While there are multiple techniques for committing such fraud, these are largely based on attribution hijacking or fake installs. Attribution hijacking involves real users engaging with the ads but unknowingly generating attributes or impressions which are credited to the fraudsters illegitimately. Fake installs, on the other hand, involve fraudsters faking installs and impressions and impersonating real users using multiple devices through click farms or any similar means.

Let us discuss the various types of mobile ad fraud.

Types of mobile ad frauds

1. Ad Stacking

One of the most known techniques of committing ad fraud, involves multiple ads being stacked upon one another. While the user is engaging only with the ad placed on top, multiple advertisers end up being billed due to the ads stacked together with the ad on top. Thus, per user, the fraudster may get benefitted numerous times and the user may not even be aware of the fact that they are being tricked.

While identifying an ad stack is not a cakewalk, one metric that can raise the curtain from this hoax is the time stamp in which the engagement is reported on a single ad placement.

2. Attribution fraud

Attribution fraud involves taking fake credits for an app install. Fraudsters use malware that keeps track of users’ activity once it is installed on their devices. The moment a user installs an app, the malware tracks the ad campaigns relevant to the app installed and generates a fake click report by attributing the user’s engagement click to its name. As a result, the last click for an app install from such a campaign is credited to the fraudster who gets paid for the organic install without any effort, 

3. Click farms

An offline version of ad fraud can be seen through click farms. These are physical locations from where mobile ad frauds are committed using a swarm of mobile devices, cheap labourers and click farmers who are employed for the sole purpose of generating fake impressions on mobile ad campaigns.
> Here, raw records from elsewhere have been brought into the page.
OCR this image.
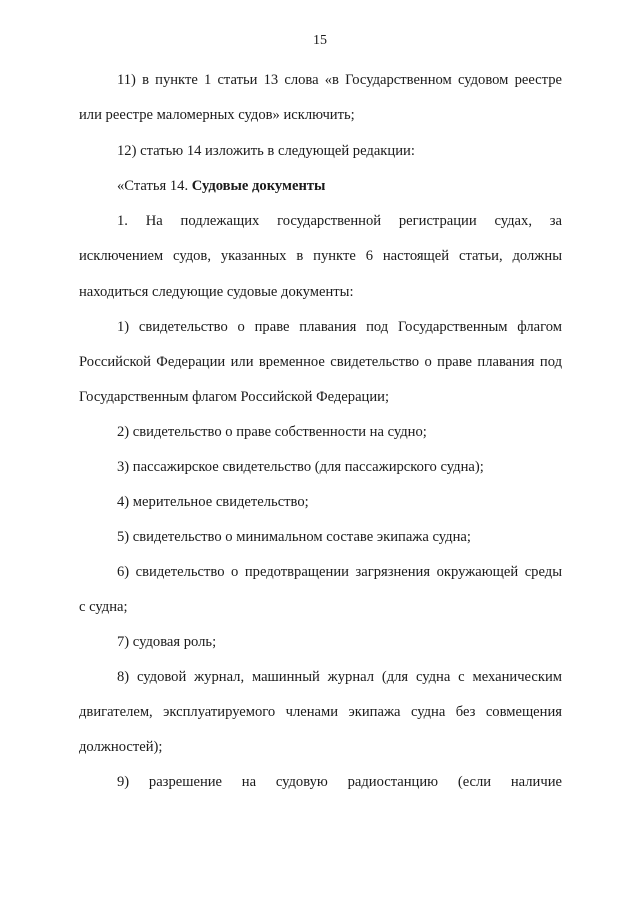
15
11) в пункте 1 статьи 13 слова «в Государственном судовом реестре
или реестре маломерных судов» исключить;
12) статью 14 изложить в следующей редакции:
«Статья 14. Судовые документы
1. На подлежащих государственной регистрации судах, за
исключением судов, указанных в пункте 6 настоящей статьи, должны
находиться следующие судовые документы:
1) свидетельство о праве плавания под Государственным флагом
Российской Федерации или временное свидетельство о праве плавания под
Государственным флагом Российской Федерации;
2) свидетельство о праве собственности на судно;
3) пассажирское свидетельство (для пассажирского судна);
4) мерительное свидетельство;
5) свидетельство о минимальном составе экипажа судна;
6) свидетельство о предотвращении загрязнения окружающей среды
с судна;
7) судовая роль;
8) судовой журнал, машинный журнал (для судна с механическим
двигателем, эксплуатируемого членами экипажа судна без совмещения
должностей);
9) разрешение на судовую радиостанцию (если наличие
From faking impressions to app installs, click farms escape vigilance by changing IP addresses through VPNs and hiding their activities behind magnetic features available through various Android and iOS devices.

4. Click spamming

As the name suggests, this technique involves generating fake clicks in the name of users who have not engaged with the ads at all. This can be done through a fraudulent app that presents impressions as clicks through fraudulent reports and claims a share of the advertiser’s budget. IVT management solutions like ClearTrust offers filters and solutions to tackle click spamming and block traffic from sources that initiate such clicks.

5. Click injection

Click injection involves a fraudster hijacking the app install of real users by listening to the install broadcasts. Once an installation happens, the click triggering the installation will be charged to the fraudster even before the installation is completed. The install broadcast informs a fraudster about an app installed in the user’s device through a junk app which is lying dormant in the user’s device.

6. Device ID reset fraud

This method arises out of a drawback of both the Android and iOS operating systems. These allow users to reset their device IDs which, when successfully executed, will signal any app installs and re-installs as originating from a new user. This, in turn, led to the bad actors capitalizing on this opportunity.
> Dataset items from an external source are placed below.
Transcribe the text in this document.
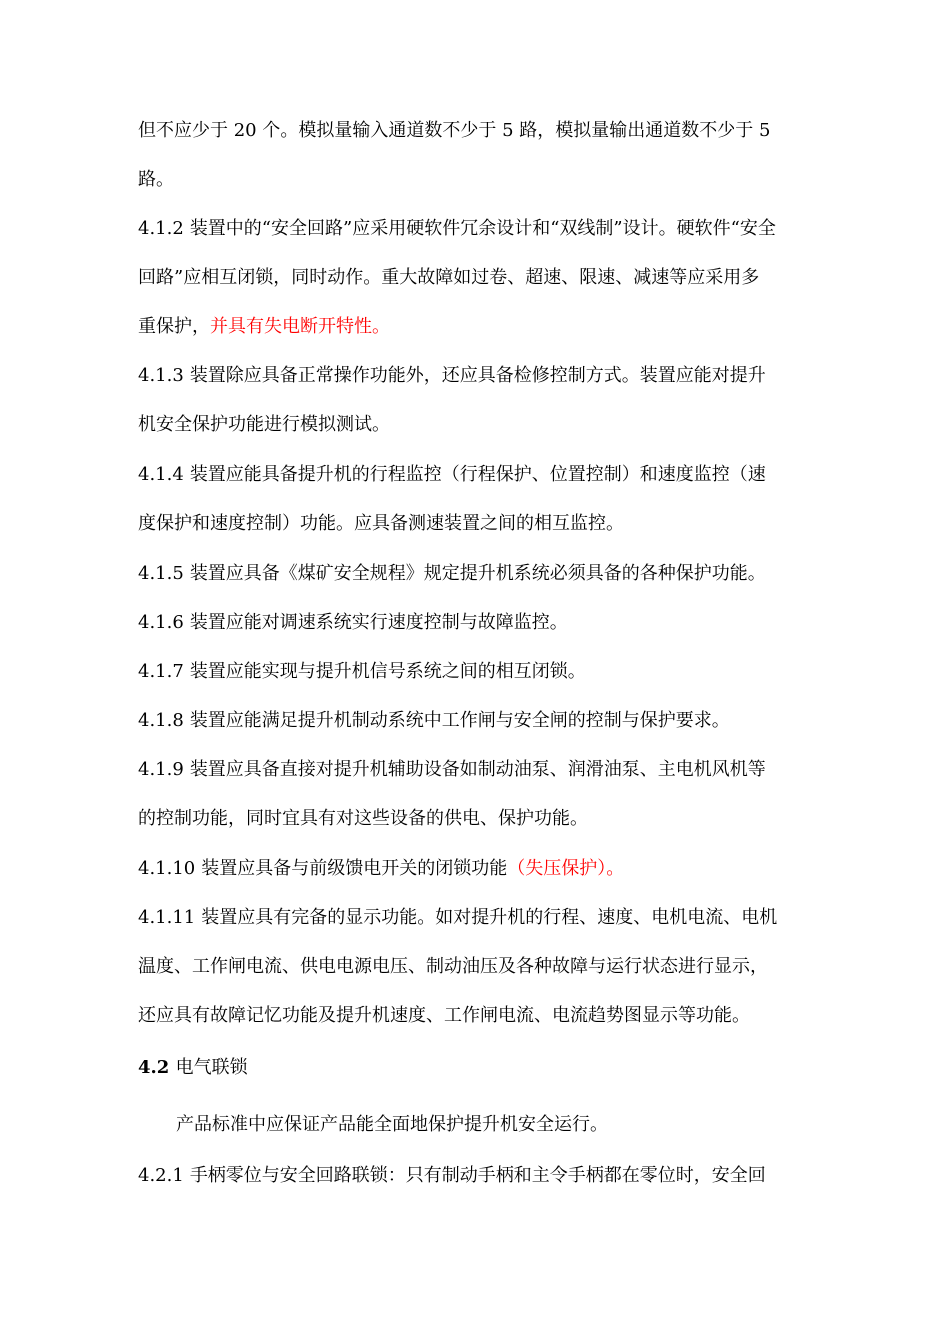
但不应少于 20 个。模拟量输入通道数不少于 5 路，模拟量输出通道数不少于 5
路。

4.1.2 装置中的“安全回路”应采用硬软件冗余设计和“双线制”设计。硬软件“安全
回路”应相互闭锁，同时动作。重大故障如过卷、超速、限速、减速等应采用多
重保护，并具有失电断开特性。

4.1.3 装置除应具备正常操作功能外，还应具备检修控制方式。装置应能对提升
机安全保护功能进行模拟测试。

4.1.4 装置应能具备提升机的行程监控（行程保护、位置控制）和速度监控（速
度保护和速度控制）功能。应具备测速装置之间的相互监控。

4.1.5 装置应具备《煤矿安全规程》规定提升机系统必须具备的各种保护功能。

4.1.6 装置应能对调速系统实行速度控制与故障监控。

4.1.7 装置应能实现与提升机信号系统之间的相互闭锁。

4.1.8 装置应能满足提升机制动系统中工作闸与安全闸的控制与保护要求。

4.1.9 装置应具备直接对提升机辅助设备如制动油泵、润滑油泵、主电机风机等
的控制功能，同时宜具有对这些设备的供电、保护功能。

4.1.10 装置应具备与前级馈电开关的闭锁功能（失压保护）。

4.1.11 装置应具有完备的显示功能。如对提升机的行程、速度、电机电流、电机
温度、工作闸电流、供电电源电压、制动油压及各种故障与运行状态进行显示，
还应具有故障记忆功能及提升机速度、工作闸电流、电流趋势图显示等功能。

4.2 电气联锁

产品标准中应保证产品能全面地保护提升机安全运行。

4.2.1 手柄零位与安全回路联锁：只有制动手柄和主令手柄都在零位时，安全回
A seemingly small number of devices can be used to carry out this fraud. Once an app is installed and enough engagements have been undertaken from the same, the fraudsters reset the device ID of the phone before re-installing the app. As a result, every illegitimate install will also appear as an organic one only because it’s originating from a unique device ID.

7. Bundle ID spoofing

Under this technique, the fraudster misrepresents the ads being run on one app. The advertisers may believe that their ads are running on a specific app while they might be running on another app. This happens when the fraudster assigns fake identifiers to the second app thereby creating a bundle of IDs that impersonates legitimate apps where ads are meant to be shown.

8. SDK spoofing

SDK stands for Software Development Kit. This is a highly sophisticated scheme wherein a malware-infused legitimate app is used to generate clicks and impressions for a different app without the latter being installed. This means that a fraudster can create an app and without marketing the same or having it installed in the user’s device, the app can attract engagements and impressions from another app.

9. Emulated devices

Emulated devices are simulations of mobile devices and operating systems on computers and similar devices. These are usually used to test an app on multiple devices without the need to physically possess different devices. However, the problem arises when fraudsters use this to generate fake impressions and engagements on in-app ad campaigns by creating fake users.

Since there is no genuine or real user engaging with the ads or taking action, the advertiser’s marketing budget is exhausted in the hands of the fraudster.

10. Click redirection

This technique is more common on the mobile web. When a user visits a page to view some content, he/she might be redirected to a page asking him/her to install an app even though the click was not meant to be on an ad or so. There is a fake script triggered that redirects the user to the install landing page. In case the user ends up downloading the app as a result of such a redirection, the fraudster shall be attributed for the conversion.